Patricia Mendell dudó aún unos instantes, pero, al fin, con los ojos todavía nublados, dijo:

—Son ustedes muy buenos. Dios debe de haberme conducido a su puerta.

—No lo dude —declaró don César—. Ha llegado usted a casa de unos hidalgos como no los hay en California. En todo el país no encontraría otros que hicieran más honor a su apellido. Verdaderamente, Dios guió sus pasos cuando la trajo hasta aquí. Ha sido usted muy afortunada. Por eso no le digo que si alguna vez se encuentra en un apuro acuda a mí. Sé que al lado de don Rómulo no le ocurrirá nada que la obligue a buscar otro amparo mejor. Adiós, señorita Mendell.

Inclinándose ante ella le besó respetuosamente la mano. Luego, estrechando la de don Rómulo, declaró, con voz altisonante:

—Don Rómulo, es usted todo un caballero. Nunca lo he dudado, pero celebro que la realidad confirme una vez más mi opinión.

—Muchas gracias, don César —respondió, algo turbado, don Rómulo—. Y muchas gracias por su visita. Dispense que no haya podido dedicarle todo mi tiempo.

—Su tiempo de hoy, don Rómulo, ha sido dedicado a algo mucho más importante y digno que el intercambio de cumplidos entre un Hidalgo y dos recién casados. Adiós, don Rómulo. Adiós, Justo. Adiós, señorita Mendell, en el Rancho de San Antonio tiene usted, también, su casa.

Los Hidalgo y Patricia Mendell invirtieron un par de minutos más en agradecer las palabras de don César y en despedirse de Guadalupe, que no parecía satisfecha, aunque lo disimuló hasta que el coche que guiaba don César, y en el cual sólo iba el matrimonio, estuvo a medio cuarto de legua del Rancho Hildalgo. Entonces Lupe comentó un poco agriamente:

—Te has mostrado muy amable con la señorita Mendell. Estoy segura de que la habrás causado una buenísima impresión.

Mentalmente, don César soltó una divertida carcajada, mientras que con expresión muy seria replicaba:

—Siempre me ha gustado causar buena impresión, Lupita.

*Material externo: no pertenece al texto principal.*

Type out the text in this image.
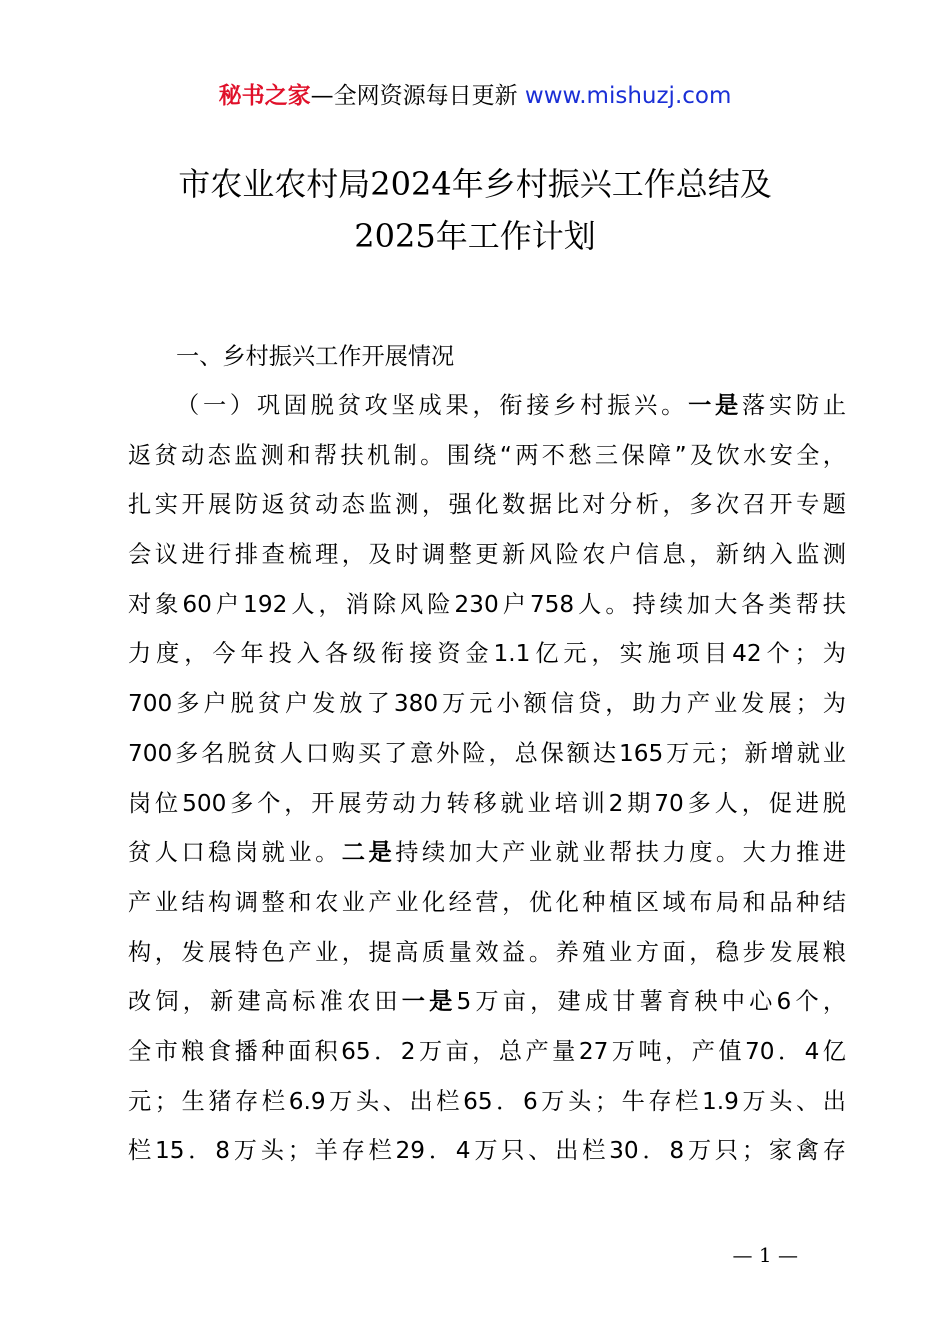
秘书之家—全网资源每日更新 www.mishuzj.com
市农业农村局2024年乡村振兴工作总结及
2025年工作计划
一、乡村振兴工作开展情况
（一）巩固脱贫攻坚成果，衔接乡村振兴。一是落实防止
返贫动态监测和帮扶机制。围绕“两不愁三保障”及饮水安全，
扎实开展防返贫动态监测，强化数据比对分析，多次召开专题
会议进行排查梳理，及时调整更新风险农户信息，新纳入监测
对象60户192人，消除风险230户758人。持续加大各类帮扶
力度，今年投入各级衔接资金1.1亿元，实施项目42个；为
700多户脱贫户发放了380万元小额信贷，助力产业发展；为
700多名脱贫人口购买了意外险，总保额达165万元；新增就业
岗位500多个，开展劳动力转移就业培训2期70多人，促进脱
贫人口稳岗就业。二是持续加大产业就业帮扶力度。大力推进
产业结构调整和农业产业化经营，优化种植区域布局和品种结
构，发展特色产业，提高质量效益。养殖业方面，稳步发展粮
改饲，新建高标准农田一是5万亩，建成甘薯育秧中心6个，
全市粮食播种面积65．2万亩，总产量27万吨，产值70．4亿
元；生猪存栏6.9万头、出栏65．6万头；牛存栏1.9万头、出
栏15．8万头；羊存栏29．4万只、出栏30．8万只；家禽存
— 1 —
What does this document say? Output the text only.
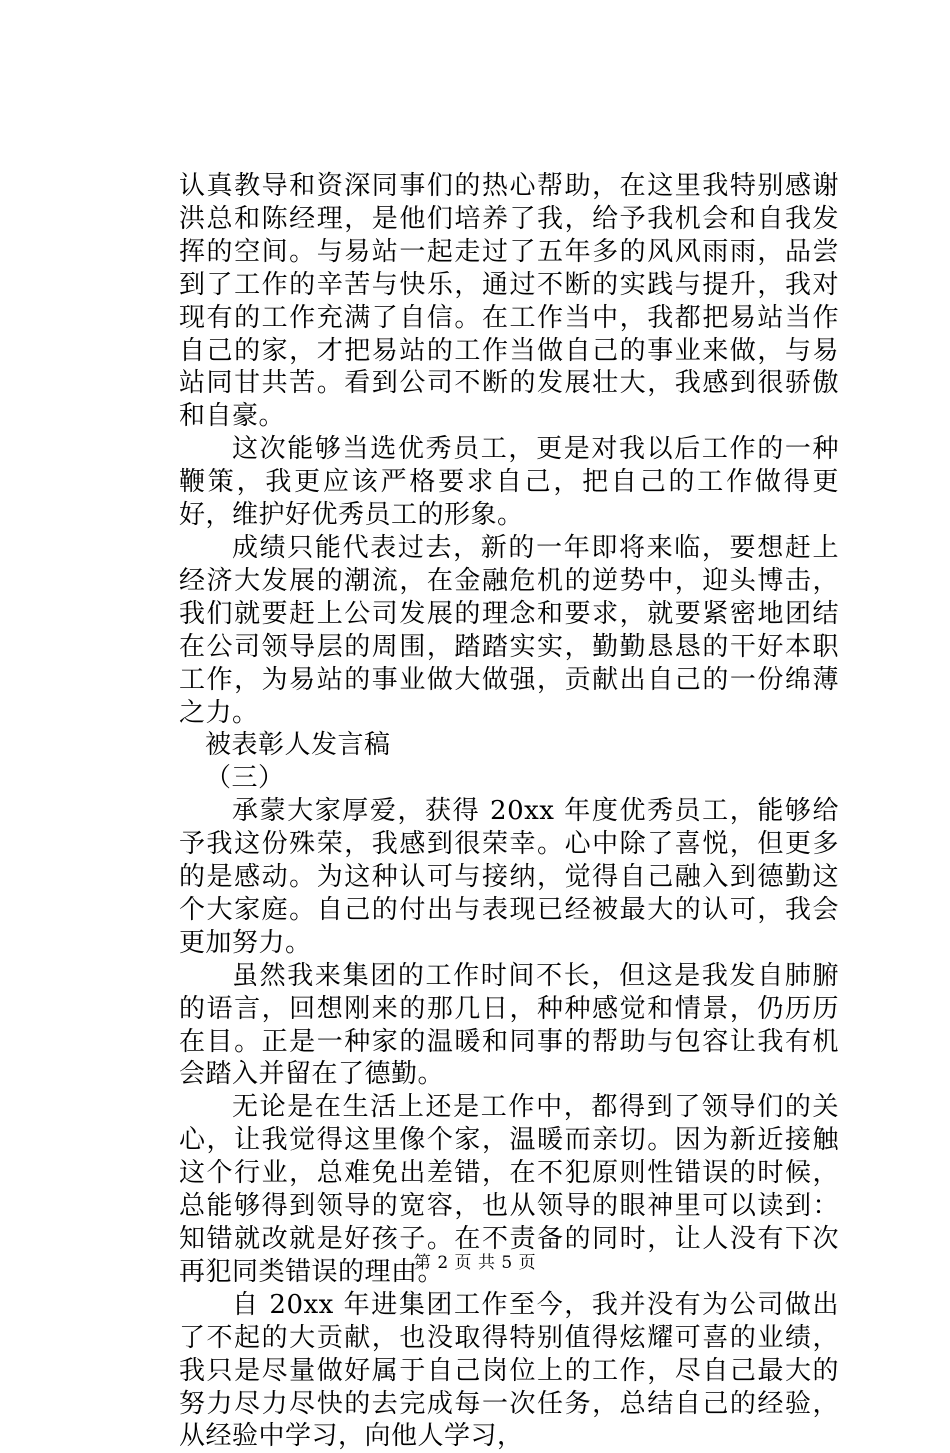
认真教导和资深同事们的热心帮助，在这里我特别感谢洪总和陈经理，是他们培养了我，给予我机会和自我发挥的空间。与易站一起走过了五年多的风风雨雨，品尝到了工作的辛苦与快乐，通过不断的实践与提升，我对现有的工作充满了自信。在工作当中，我都把易站当作自己的家，才把易站的工作当做自己的事业来做，与易站同甘共苦。看到公司不断的发展壮大，我感到很骄傲和自豪。

这次能够当选优秀员工，更是对我以后工作的一种鞭策，我更应该严格要求自己，把自己的工作做得更好，维护好优秀员工的形象。

成绩只能代表过去，新的一年即将来临，要想赶上经济大发展的潮流，在金融危机的逆势中，迎头博击，我们就要赶上公司发展的理念和要求，就要紧密地团结在公司领导层的周围，踏踏实实，勤勤恳恳的干好本职工作，为易站的事业做大做强，贡献出自己的一份绵薄之力。

被表彰人发言稿

（三）

承蒙大家厚爱，获得 20xx 年度优秀员工，能够给予我这份殊荣，我感到很荣幸。心中除了喜悦，但更多的是感动。为这种认可与接纳，觉得自己融入到德勤这个大家庭。自己的付出与表现已经被最大的认可，我会更加努力。

虽然我来集团的工作时间不长，但这是我发自肺腑的语言，回想刚来的那几日，种种感觉和情景，仍历历在目。正是一种家的温暖和同事的帮助与包容让我有机会踏入并留在了德勤。

无论是在生活上还是工作中，都得到了领导们的关心，让我觉得这里像个家，温暖而亲切。因为新近接触这个行业，总难免出差错，在不犯原则性错误的时候，总能够得到领导的宽容，也从领导的眼神里可以读到：知错就改就是好孩子。在不责备的同时，让人没有下次再犯同类错误的理由。

自 20xx 年进集团工作至今，我并没有为公司做出了不起的大贡献，也没取得特别值得炫耀可喜的业绩，我只是尽量做好属于自己岗位上的工作，尽自己最大的努力尽力尽快的去完成每一次任务，总结自己的经验，从经验中学习，向他人学习，

第 2 页 共 5 页
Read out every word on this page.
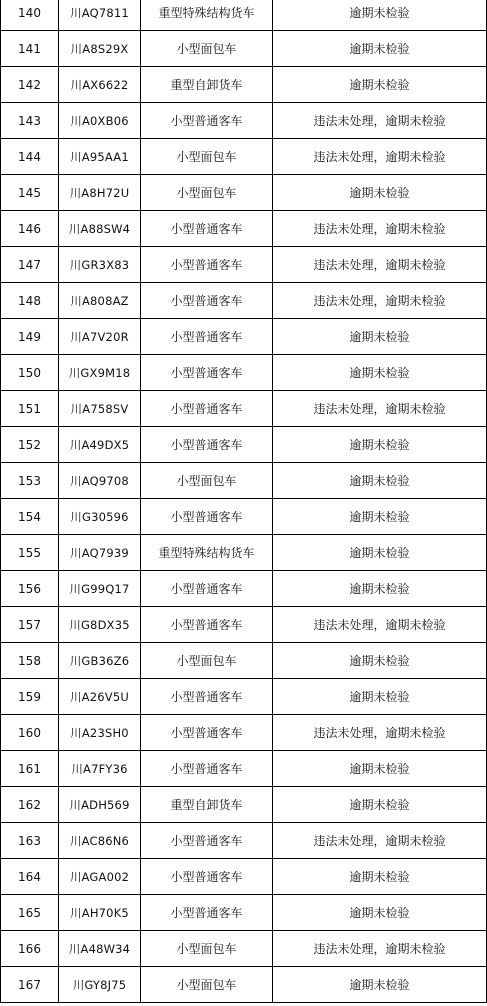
140	川AQ7811	重型特殊结构货车	逾期未检验
141	川A8S29X	小型面包车	逾期未检验
142	川AX6622	重型自卸货车	逾期未检验
143	川A0XB06	小型普通客车	违法未处理，逾期未检验
144	川A95AA1	小型面包车	违法未处理，逾期未检验
145	川A8H72U	小型面包车	逾期未检验
146	川A88SW4	小型普通客车	违法未处理，逾期未检验
147	川GR3X83	小型普通客车	违法未处理，逾期未检验
148	川A808AZ	小型普通客车	违法未处理，逾期未检验
149	川A7V20R	小型普通客车	逾期未检验
150	川GX9M18	小型普通客车	逾期未检验
151	川A758SV	小型普通客车	违法未处理，逾期未检验
152	川A49DX5	小型普通客车	逾期未检验
153	川AQ9708	小型面包车	逾期未检验
154	川G30596	小型普通客车	逾期未检验
155	川AQ7939	重型特殊结构货车	逾期未检验
156	川G99Q17	小型普通客车	逾期未检验
157	川G8DX35	小型普通客车	违法未处理，逾期未检验
158	川GB36Z6	小型面包车	逾期未检验
159	川A26V5U	小型普通客车	逾期未检验
160	川A23SH0	小型普通客车	违法未处理，逾期未检验
161	川A7FY36	小型普通客车	逾期未检验
162	川ADH569	重型自卸货车	逾期未检验
163	川AC86N6	小型普通客车	违法未处理，逾期未检验
164	川AGA002	小型普通客车	逾期未检验
165	川AH70K5	小型普通客车	逾期未检验
166	川A48W34	小型面包车	违法未处理，逾期未检验
167	川GY8J75	小型面包车	逾期未检验
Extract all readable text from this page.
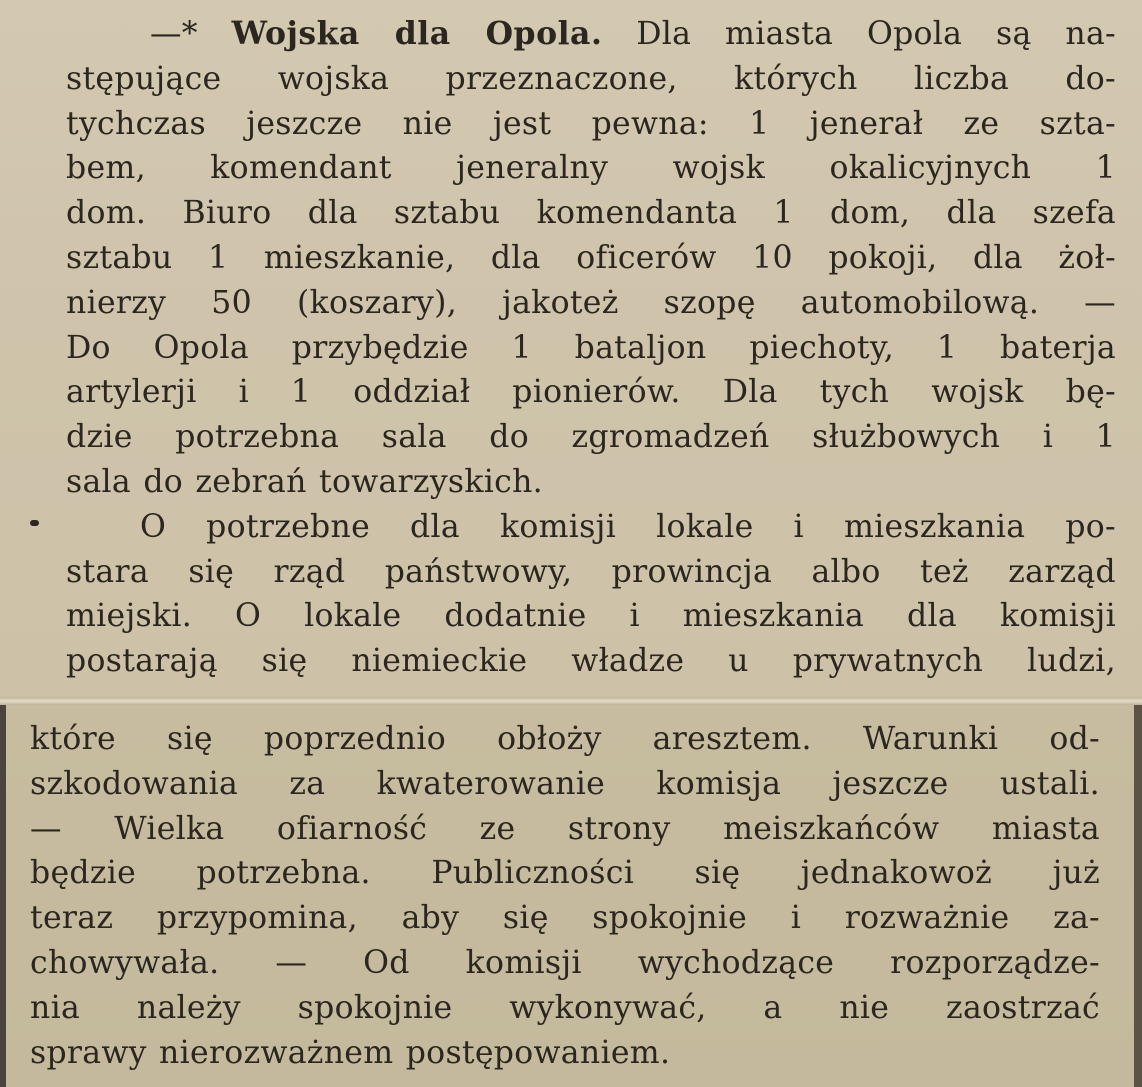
—* Wojska dla Opola. Dla miasta Opola są na-
stępujące wojska przeznaczone, których liczba do-
tychczas jeszcze nie jest pewna: 1 jenerał ze szta-
bem, komendant jeneralny wojsk okalicyjnych 1
dom. Biuro dla sztabu komendanta 1 dom, dla szefa
sztabu 1 mieszkanie, dla oficerów 10 pokoji, dla żoł-
nierzy 50 (koszary), jakoteż szopę automobilową. —
Do Opola przybędzie 1 bataljon piechoty, 1 baterja
artylerji i 1 oddział pionierów. Dla tych wojsk bę-
dzie potrzebna sala do zgromadzeń służbowych i 1
sala do zebrań towarzyskich.
O potrzebne dla komisji lokale i mieszkania po-
stara się rząd państwowy, prowincja albo też zarząd
miejski. O lokale dodatnie i mieszkania dla komisji
postarają się niemieckie władze u prywatnych ludzi,
które się poprzednio obłoży aresztem. Warunki od-
szkodowania za kwaterowanie komisja jeszcze ustali.
— Wielka ofiarność ze strony meiszkańców miasta
będzie potrzebna. Publiczności się jednakowoż już
teraz przypomina, aby się spokojnie i rozważnie za-
chowywała. — Od komisji wychodzące rozporządze-
nia należy spokojnie wykonywać, a nie zaostrzać
sprawy nierozważnem postępowaniem.
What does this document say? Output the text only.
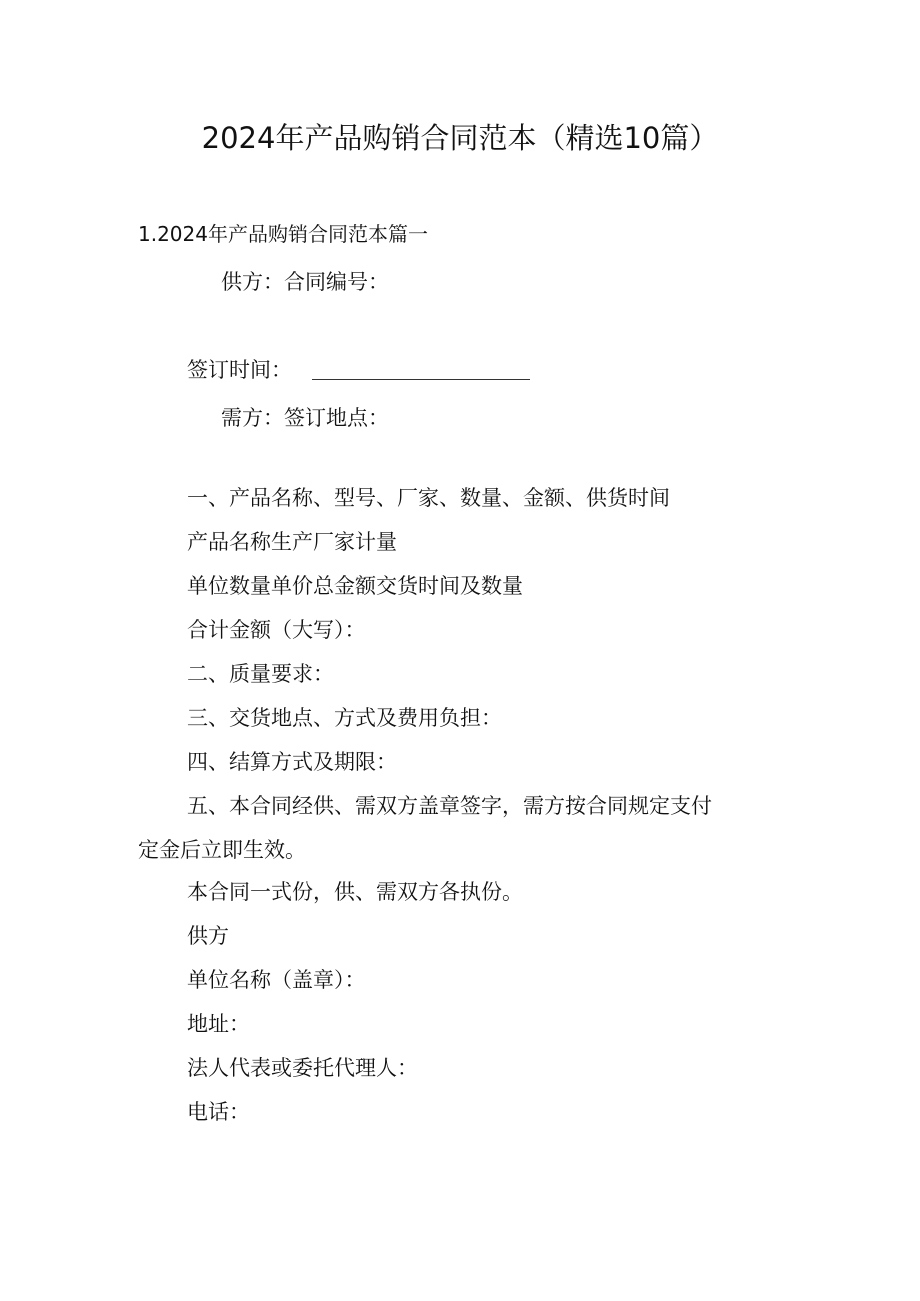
2024年产品购销合同范本（精选10篇）

1.2024年产品购销合同范本篇一

供方：合同编号：

签订时间：

需方：签订地点：

一、产品名称、型号、厂家、数量、金额、供货时间

产品名称生产厂家计量

单位数量单价总金额交货时间及数量

合计金额（大写）：

二、质量要求：

三、交货地点、方式及费用负担：

四、结算方式及期限：

五、本合同经供、需双方盖章签字，需方按合同规定支付

定金后立即生效。

本合同一式份，供、需双方各执份。

供方

单位名称（盖章）：

地址：

法人代表或委托代理人：

电话：
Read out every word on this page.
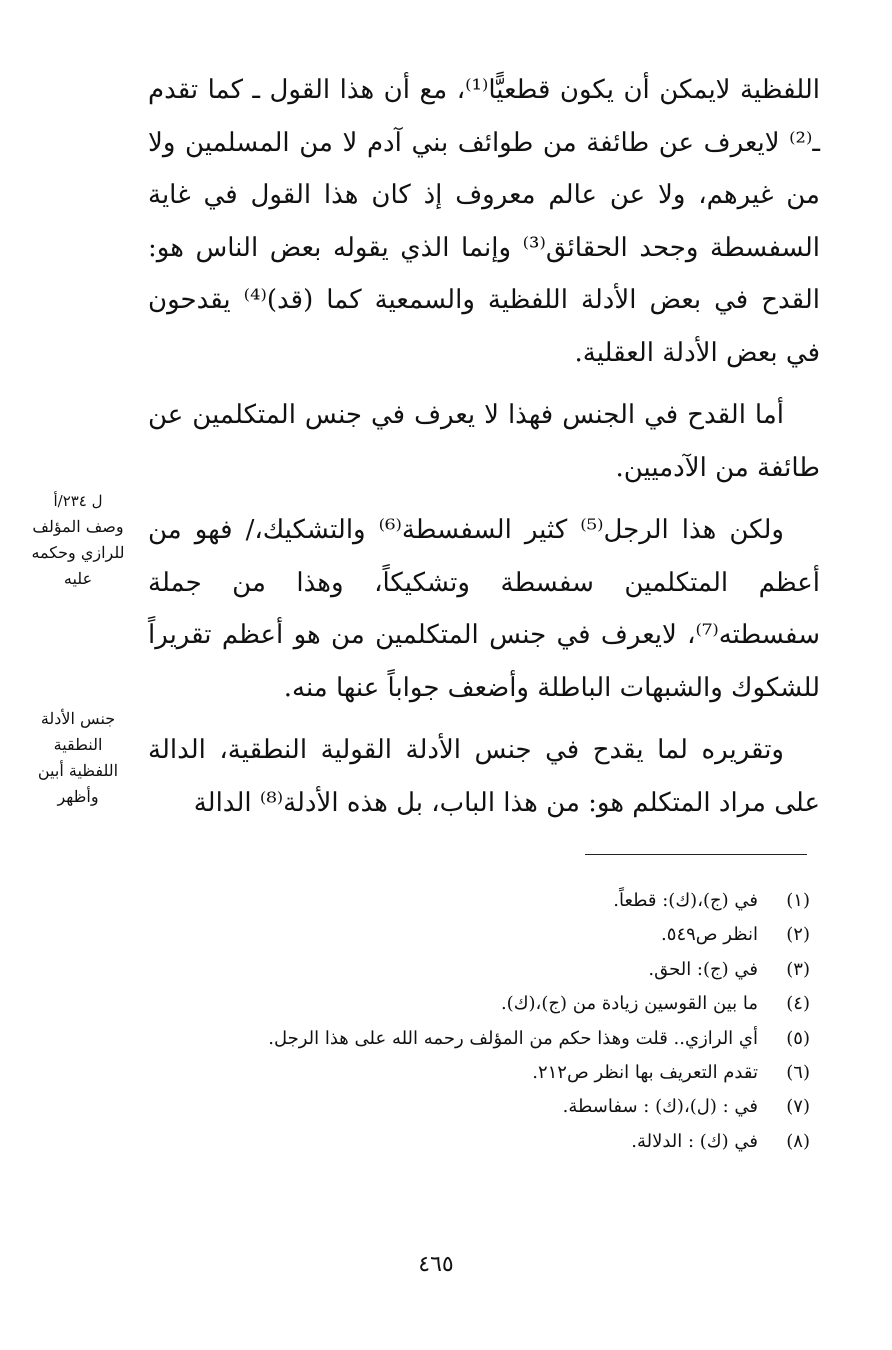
اللفظية لايمكن أن يكون قطعيًّا⁽¹⁾، مع أن هذا القول ـ كما تقدم ـ⁽²⁾ لايعرف عن طائفة من طوائف بني آدم لا من المسلمين ولا من غيرهم، ولا عن عالم معروف إذ كان هذا القول في غاية السفسطة وجحد الحقائق⁽³⁾ وإنما الذي يقوله بعض الناس هو: القدح في بعض الأدلة اللفظية والسمعية كما (قد)⁽⁴⁾ يقدحون في بعض الأدلة العقلية.

أما القدح في الجنس فهذا لا يعرف في جنس المتكلمين عن طائفة من الآدميين.

ولكن هذا الرجل⁽⁵⁾ كثير السفسطة⁽⁶⁾ والتشكيك،/ فهو من أعظم المتكلمين سفسطة وتشكيكاً، وهذا من جملة سفسطته⁽⁷⁾، لايعرف في جنس المتكلمين من هو أعظم تقريراً للشكوك والشبهات الباطلة وأضعف جواباً عنها منه.

وتقريره لما يقدح في جنس الأدلة القولية النطقية، الدالة على مراد المتكلم هو: من هذا الباب، بل هذه الأدلة⁽⁸⁾ الدالة

ل ٢٣٤/أ
وصف المؤلف للرازي وحكمه عليه
جنس الأدلة النطقية اللفظية أبين وأظهر
(١)
في (ج)،(ك): قطعاً.
(٢)
انظر ص٥٤٩.
(٣)
في (ج): الحق.
(٤)
ما بين القوسين زيادة من (ج)،(ك).
(٥)
أي الرازي.. قلت وهذا حكم من المؤلف رحمه الله على هذا الرجل.
(٦)
تقدم التعريف بها انظر ص٢١٢.
(٧)
في : (ل)،(ك) : سفاسطة.
(٨)
في (ك) : الدلالة.
٤٦٥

—Sobre todo a las mujeres.

—¿Por qué dices eso? —preguntó don César arqueando una ceja y volviendo el rostro hacia su esposa.

—No creo que, después de lo que había dicho don Rómulo, fuera necesario que ofrecieses tu casa a esa mujer.

—¿Por qué no había de hacerlo entonces? ¿Es que deseabas que me anticipara a nuestro amigo? Si me lo hubieras dicho, a Patricia, desde un principio, le habría ofrecido el rancho de San Antonio.

—Ya me figuro que no te habrán faltado ganas de hacerlo —dijo Lupe, con la mirada fija en la carretera, con lo cual se perdió la divertida sonrisa que apareció en los labios de su marido.

—No, realmente no me faltaron deseos de llevarla con nosotros. Una muchacha tan angelical…

—A veces me asombro de que seres tan tontos como los hombres os hayáis proclamado los amos del mundo.

—Por eso lo hemos hecho —replicó don César—. Creo que en la Edad de Piedra, cuando los hombres vivían en las cavernas y hasta los peines eran de mármol, se presentó el problema de salir a luchar con los monstruos antidiluvianos. Alguien tenía que hacerlo y exponer la piel. Como siempre ocurre, el más tonto fue el que salió a hacerlo. Las mujeres se unieron para cantar las alabanzas del sexo fuerte, y el
débil
sexo fuerte se vio obligado a demostrar que era el rey de la Creación. Desde entonces los hombres somos los amos y vosotras las inteligentes.